We are working fast on the issue of hijab and we are doing our best to come up with a thoughtful solution to deal with this phenomenon that hurts everyone’s heart, he said, without offering details.

But late Sunday, Arabic-language state outlet Al-Alam issued a report suggesting Montazeri’s comments had been misunderstood. The report said the religious police were not connected to the judiciary, to which Montazeri belongs. It underlined that no official has confirmed the closure of the religious police.

It also pointed to Montazeri’s further statement that the judicial branch will continue its monitoring of behavioral reactions at the community level, an AP report said.

The hard-line SNN.ir news website said the morality police has not come to an end and has not closed. But, it added, its mechanism would possibly change, a point that was under discussion before the riots. The site is close to the Basij, the feared paramilitary force under the powerful Revolutionary Guard, which is dedicated to protecting Iran’s cleric-led system.

The status of the force could not be confirmed. Officials have avoided comment.

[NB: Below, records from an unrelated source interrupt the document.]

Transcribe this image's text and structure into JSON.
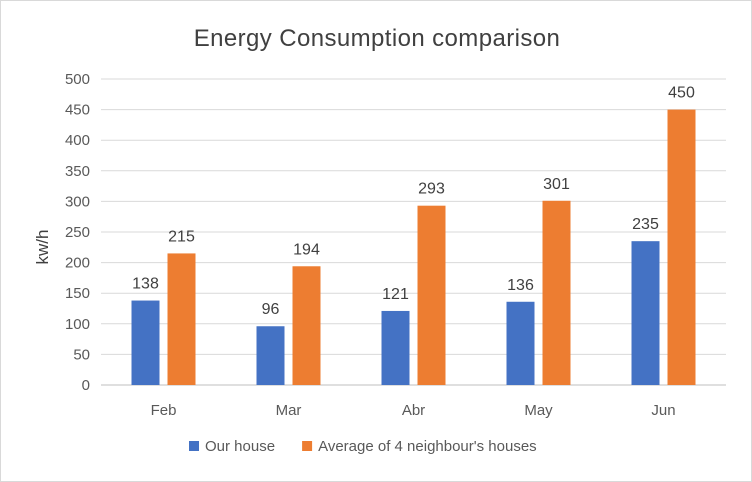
{
  "chart_data": {
    "type": "bar",
    "title": "Energy Consumption comparison",
    "xlabel": "",
    "ylabel": "kw/h",
    "categories": [
      "Feb",
      "Mar",
      "Abr",
      "May",
      "Jun"
    ],
    "series": [
      {
        "name": "Our house",
        "color": "#4472c4",
        "values": [
          138,
          96,
          121,
          136,
          235
        ]
      },
      {
        "name": "Average of 4 neighbour's houses",
        "color": "#ed7d31",
        "values": [
          215,
          194,
          293,
          301,
          450
        ]
      }
    ],
    "ylim": [
      0,
      500
    ],
    "yticks": [
      0,
      50,
      100,
      150,
      200,
      250,
      300,
      350,
      400,
      450,
      500
    ],
    "grid": true,
    "legend_position": "bottom"
  }
}
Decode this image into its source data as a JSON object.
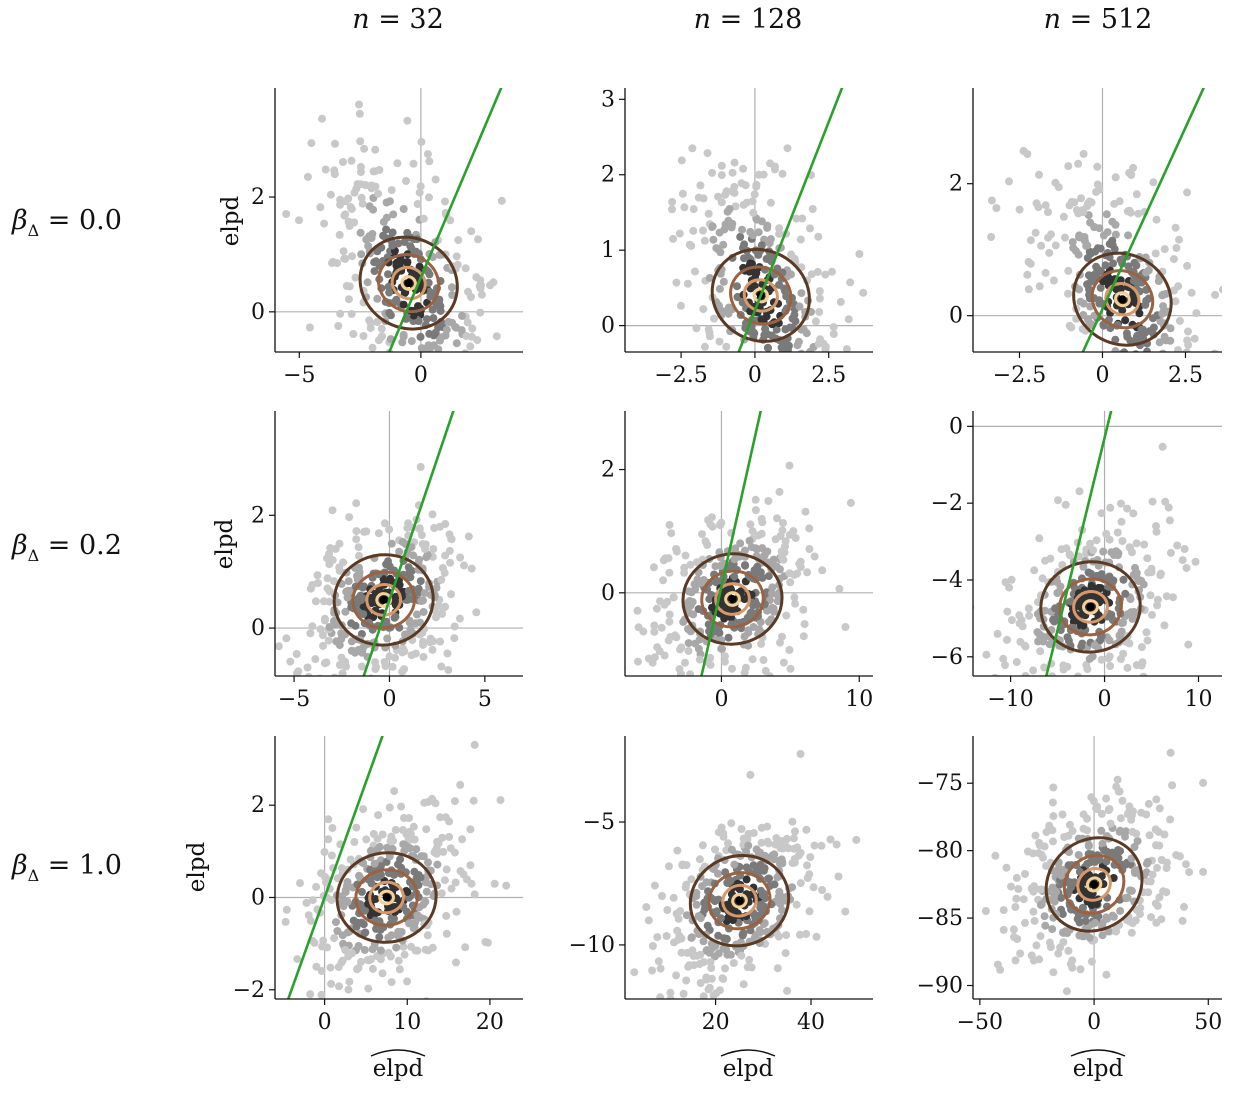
{
  "figure": {
    "columns": [
      {
        "symbol": "n",
        "value": "32"
      },
      {
        "symbol": "n",
        "value": "128"
      },
      {
        "symbol": "n",
        "value": "512"
      }
    ],
    "rows": [
      {
        "symbol": "β",
        "sub": "Δ",
        "value": "0.0"
      },
      {
        "symbol": "β",
        "sub": "Δ",
        "value": "0.2"
      },
      {
        "symbol": "β",
        "sub": "Δ",
        "value": "1.0"
      }
    ],
    "ylabel": "elpd",
    "xlabel": "elpd",
    "xlabel_accent": "widehat"
  },
  "colors": {
    "hexbin_light": "#c8c8c8",
    "hexbin_dark": "#111111",
    "contour_levels": [
      "#5b3a24",
      "#9a6240",
      "#d99868",
      "#f5cf93"
    ],
    "reference_line": "#2ca02c",
    "zero_line": "#b0b0b0"
  },
  "chart_data": [
    {
      "type": "scatter",
      "row": 0,
      "col": 0,
      "xlim": [
        -6,
        4.2
      ],
      "ylim": [
        -0.7,
        3.9
      ],
      "xticks": [
        -5,
        0
      ],
      "yticks": [
        0,
        2
      ],
      "center": [
        -0.5,
        0.5
      ],
      "ref_line": {
        "intercept": 0.6,
        "slope": 1.0
      }
    },
    {
      "type": "scatter",
      "row": 0,
      "col": 1,
      "xlim": [
        -4.4,
        4.0
      ],
      "ylim": [
        -0.35,
        3.15
      ],
      "xticks": [
        -2.5,
        0.0,
        2.5
      ],
      "yticks": [
        0,
        1,
        2,
        3
      ],
      "center": [
        0.2,
        0.4
      ],
      "ref_line": {
        "intercept": 0.2,
        "slope": 1.0
      }
    },
    {
      "type": "scatter",
      "row": 0,
      "col": 2,
      "xlim": [
        -3.9,
        3.6
      ],
      "ylim": [
        -0.55,
        3.45
      ],
      "xticks": [
        -2.5,
        0.0,
        2.5
      ],
      "yticks": [
        0,
        2
      ],
      "center": [
        0.6,
        0.25
      ],
      "ref_line": {
        "intercept": 0.1,
        "slope": 1.1
      }
    },
    {
      "type": "scatter",
      "row": 1,
      "col": 0,
      "xlim": [
        -6,
        7
      ],
      "ylim": [
        -0.85,
        3.85
      ],
      "xticks": [
        -5,
        0,
        5
      ],
      "yticks": [
        0,
        2
      ],
      "center": [
        -0.3,
        0.5
      ],
      "ref_line": {
        "intercept": 0.5,
        "slope": 1.0
      }
    },
    {
      "type": "scatter",
      "row": 1,
      "col": 1,
      "xlim": [
        -7,
        11
      ],
      "ylim": [
        -1.35,
        2.95
      ],
      "xticks": [
        0,
        10
      ],
      "yticks": [
        0,
        2
      ],
      "center": [
        0.8,
        -0.1
      ],
      "ref_line": {
        "intercept": 0.1,
        "slope": 1.0
      }
    },
    {
      "type": "scatter",
      "row": 1,
      "col": 2,
      "xlim": [
        -14,
        12.5
      ],
      "ylim": [
        -6.5,
        0.4
      ],
      "xticks": [
        -10,
        0,
        10
      ],
      "yticks": [
        -6,
        -4,
        -2,
        0
      ],
      "center": [
        -1.5,
        -4.7
      ],
      "ref_line": {
        "intercept": -0.3,
        "slope": 1.0
      }
    },
    {
      "type": "scatter",
      "row": 2,
      "col": 0,
      "xlim": [
        -6,
        24
      ],
      "ylim": [
        -2.2,
        3.5
      ],
      "xticks": [
        0,
        10,
        20
      ],
      "yticks": [
        -2,
        0,
        2
      ],
      "center": [
        7.5,
        0.0
      ],
      "ref_line": {
        "intercept": 0.0,
        "slope": 0.5
      }
    },
    {
      "type": "scatter",
      "row": 2,
      "col": 1,
      "xlim": [
        1,
        53
      ],
      "ylim": [
        -12.2,
        -1.5
      ],
      "xticks": [
        20,
        40
      ],
      "yticks": [
        -10,
        -5
      ],
      "center": [
        25,
        -8.2
      ],
      "ref_line": null
    },
    {
      "type": "scatter",
      "row": 2,
      "col": 2,
      "xlim": [
        -53,
        56
      ],
      "ylim": [
        -91,
        -71.5
      ],
      "xticks": [
        -50,
        0,
        50
      ],
      "yticks": [
        -90,
        -85,
        -80,
        -75
      ],
      "center": [
        0,
        -82.5
      ],
      "ref_line": null
    }
  ]
}
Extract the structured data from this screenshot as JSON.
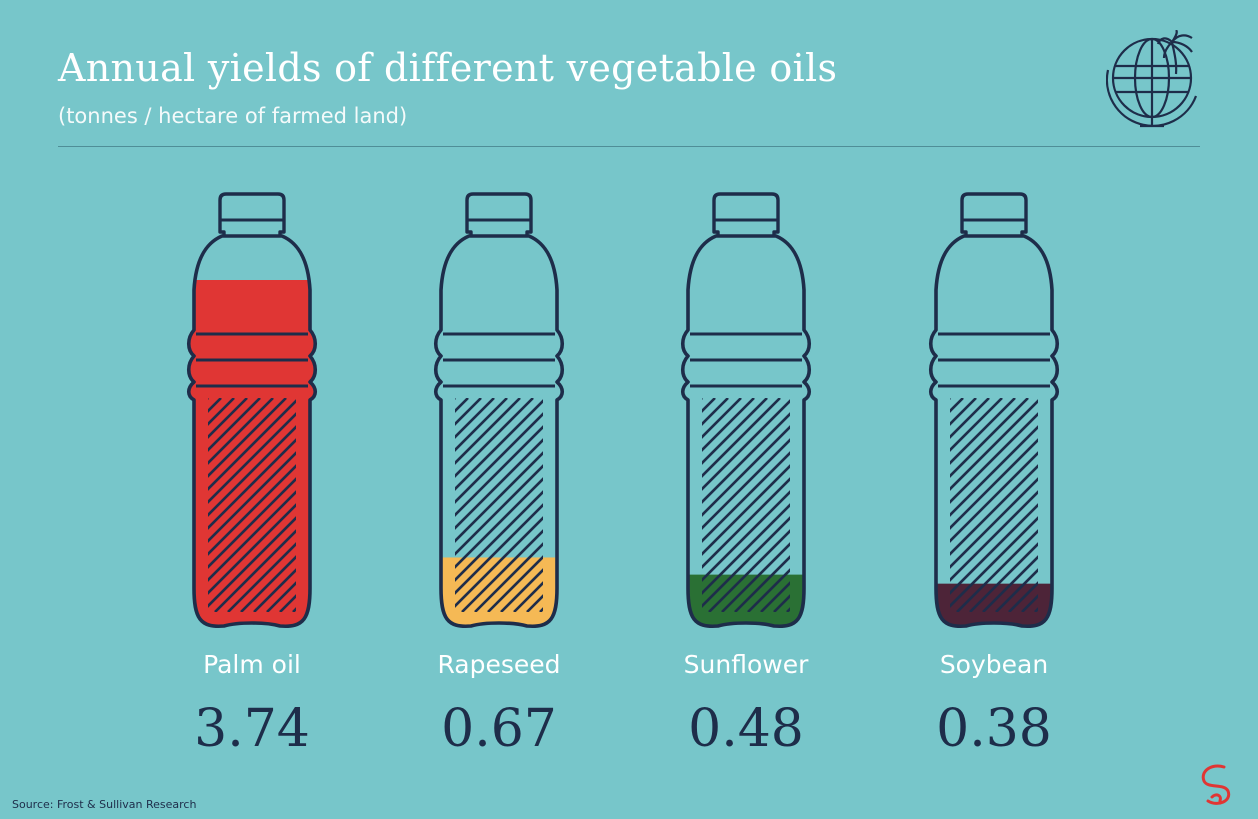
{
  "header": {
    "title": "Annual yields of different vegetable oils",
    "subtitle": "(tonnes / hectare of farmed land)"
  },
  "source": "Source: Frost & Sullivan Research",
  "icons": {
    "logo": "globe-palm-tree-icon",
    "brand": "brand-mark-icon"
  },
  "colors": {
    "background": "#77c6ca",
    "outline": "#1e2d4a"
  },
  "chart_data": {
    "type": "bar",
    "title": "Annual yields of different vegetable oils",
    "subtitle": "(tonnes / hectare of farmed land)",
    "categories": [
      "Palm oil",
      "Rapeseed",
      "Sunflower",
      "Soybean"
    ],
    "values": [
      3.74,
      0.67,
      0.48,
      0.38
    ],
    "value_labels": [
      "3.74",
      "0.67",
      "0.48",
      "0.38"
    ],
    "colors": [
      "#e03634",
      "#f5b955",
      "#2a7034",
      "#4d2438"
    ],
    "ylim": [
      0,
      3.74
    ],
    "grid": false,
    "legend": "none"
  }
}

When asked about Montazeri’s statement by journalists in Belgrade, Iranian Foreign Minister Hossein Amirabdollahian gave no direct answer.

Less police visibility

Still, for weeks, fewer morality police officers have been seen in Iranian cities. Across Tehran, it has become common to see women walking the city’s streets without wearing the hijab, particularly in wealthier areas but also to a lesser extent in more traditional neighbourhoods. At times, unveiled women walk past anti-riot police and Basiji forces.

The anti-government demonstrations have shown few signs of stopping despite a violent crackdown in which, according to rights groups, at least 471 people were killed. More than 18,200 people have been arrested, according to Human Rights Activists in Iran, a group monitoring the demonstrations.

Also read: Iranian protests: A win for women, a bloody nose to colour revolution

Meanwhile, residents said security was heightened in the Grand Bazaar on Monday, the first day of the strike. There have been two previous strikes in the Bazaar in solidarity with protesters. One shop owner, who was open on Monday, said he had been warned by authorities not to join the strike after he shut down during a previous one.

Others said they just can’t afford to join in.

I cannot close my shop though I support the cause of the protests, said the owner of a headscarf shop, speaking on condition of anonymity for his safety.